A escolha de Renata Lacerda Noleto para o comando da Secretaria da Economia de Goiás consolida a estratégia do governo estadual de priorizar quadros técnicos na gestão de áreas sensíveis. Auditora-fiscal de carreira, com trajetória iniciada na Receita Estadual no fim da década de 1990, ela assume a pasta com experiência acumulada em formulação normativa, planejamento tributário e execução da política fiscal.
Graduada em Direito pela Universidade Federal de Goiás, Renata construiu sua carreira no núcleo estruturante da administração tributária goiana, ocupando funções estratégicas como a Gerência de Normas Tributárias, a Superintendência de Política Tributária e a Subsecretaria da Receita Estadual. Antes da nomeação, exercia o cargo de secretária-adjunta da pasta, posição que a inseriu diretamente nos processos decisórios relacionados à arrecadação, fiscalização e equilíbrio das contas públicas.
A indicação ocorre no contexto da reorganização administrativa conduzida pelo governador Daniel Vilela, que optou por manter a linha técnica na condução da economia estadual. A Secretaria da Economia é responsável por atribuições centrais como gestão orçamentária, controle da dívida pública, política tributária e coordenação das receitas estaduais, o que exige domínio técnico e capacidade de articulação institucional.

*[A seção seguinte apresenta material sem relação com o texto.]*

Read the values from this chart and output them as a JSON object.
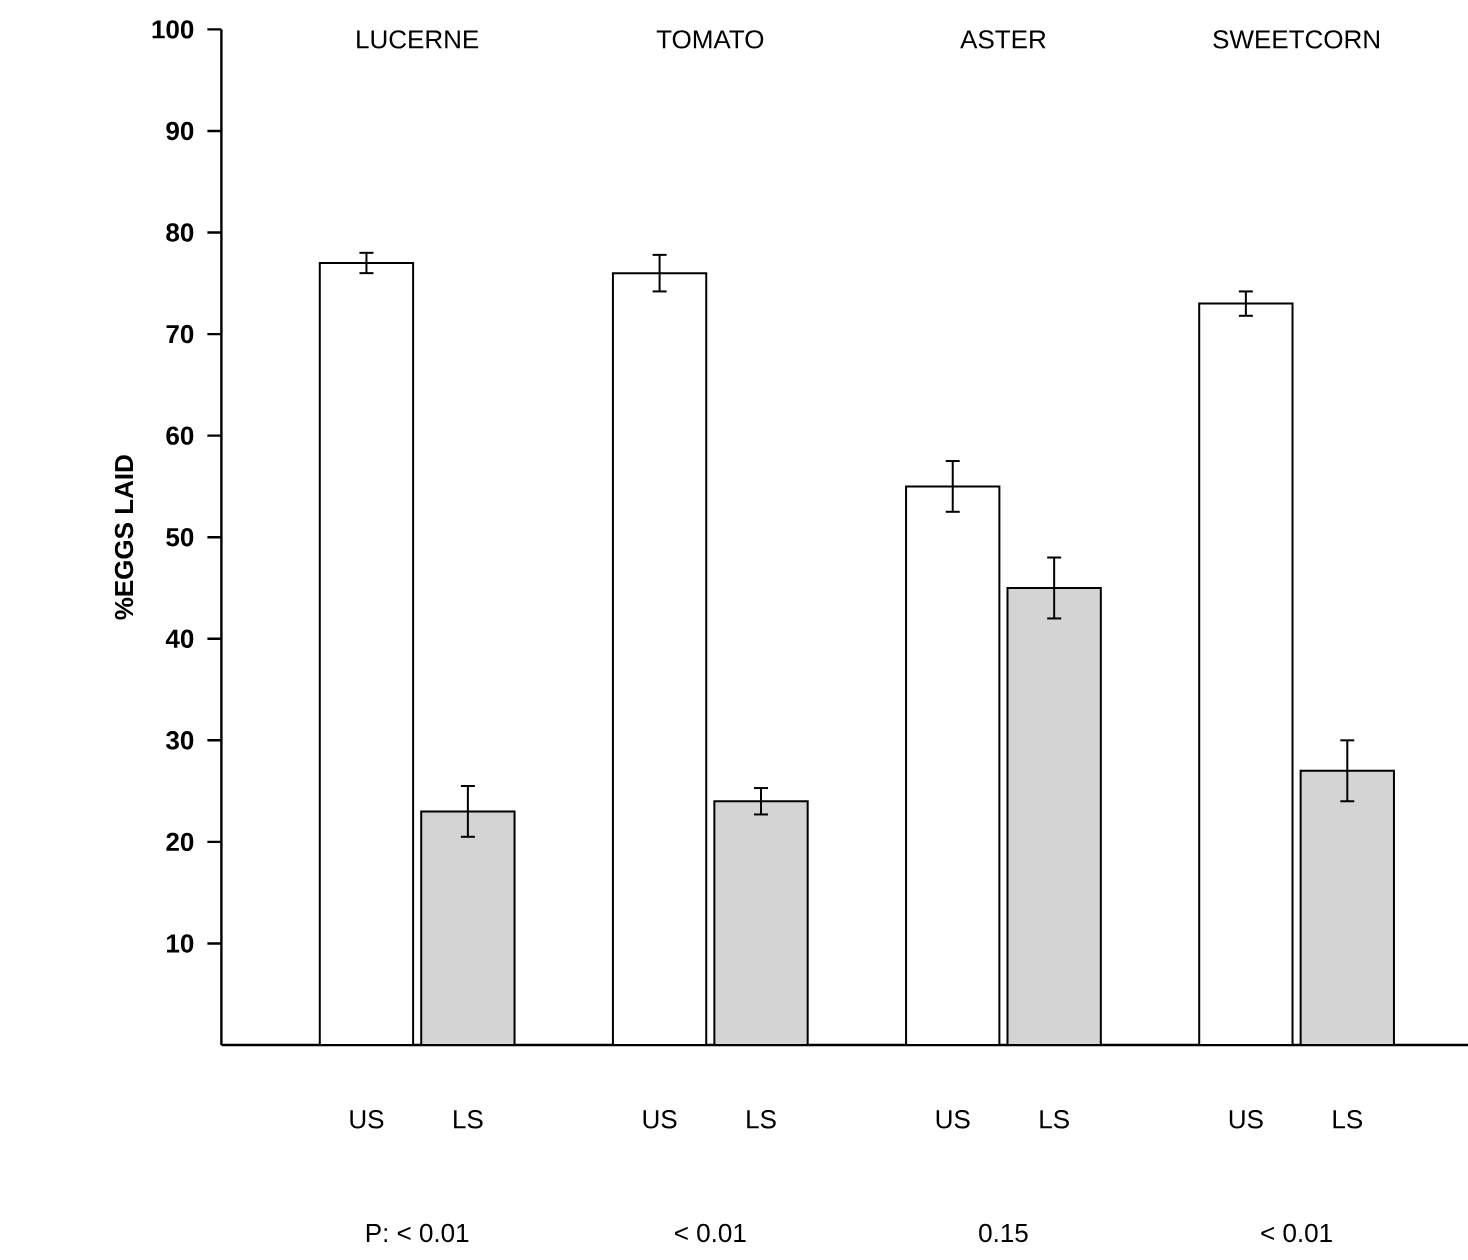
{
  "chart_data": {
    "type": "bar",
    "ylabel": "%EGGS LAID",
    "categories": [
      "US",
      "LS",
      "US",
      "LS",
      "US",
      "LS",
      "US",
      "LS"
    ],
    "values": [
      77,
      23,
      76,
      24,
      55,
      45,
      73,
      27
    ],
    "errors": [
      1,
      2.5,
      1.8,
      1.3,
      2.5,
      3,
      1.2,
      3
    ],
    "colors": [
      "#ffffff",
      "#d4d4d4",
      "#ffffff",
      "#d4d4d4",
      "#ffffff",
      "#d4d4d4",
      "#ffffff",
      "#d4d4d4"
    ],
    "ylim": [
      0,
      100
    ],
    "yticks": [
      10,
      20,
      30,
      40,
      50,
      60,
      70,
      80,
      90,
      100
    ],
    "annotations": [
      "LUCERNE",
      "TOMATO",
      "ASTER",
      "SWEETCORN",
      "P: < 0.01",
      "< 0.01",
      "0.15",
      "< 0.01"
    ]
  }
}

Além da atuação no âmbito estadual, Renata integra o Conselho Superior do Comitê Gestor do Imposto sobre Bens e Serviços (IBS), instância vinculada à implementação da reforma tributária em curso no país. Essa participação projeta a secretária em um ambiente decisório nacional, especialmente no desenho de novas regras de arrecadação e partilha de receitas entre entes federativos.
A presença de um perfil técnico na liderança da pasta também dialoga com a necessidade de adaptação do Estado às mudanças estruturais do sistema tributário brasileiro, incluindo a transição para o IBS, que substituirá tributos atuais e exigirá ajustes operacionais e normativos relevantes.
Internamente, a expectativa é de continuidade das diretrizes fiscais já adotadas, com foco em eficiência arrecadatória, modernização dos mecanismos de controle e manutenção do equilíbrio fiscal. A nomeação é interpretada como um movimento de estabilidade institucional em uma área estratégica, especialmente diante de um cenário nacional de transformação tributária.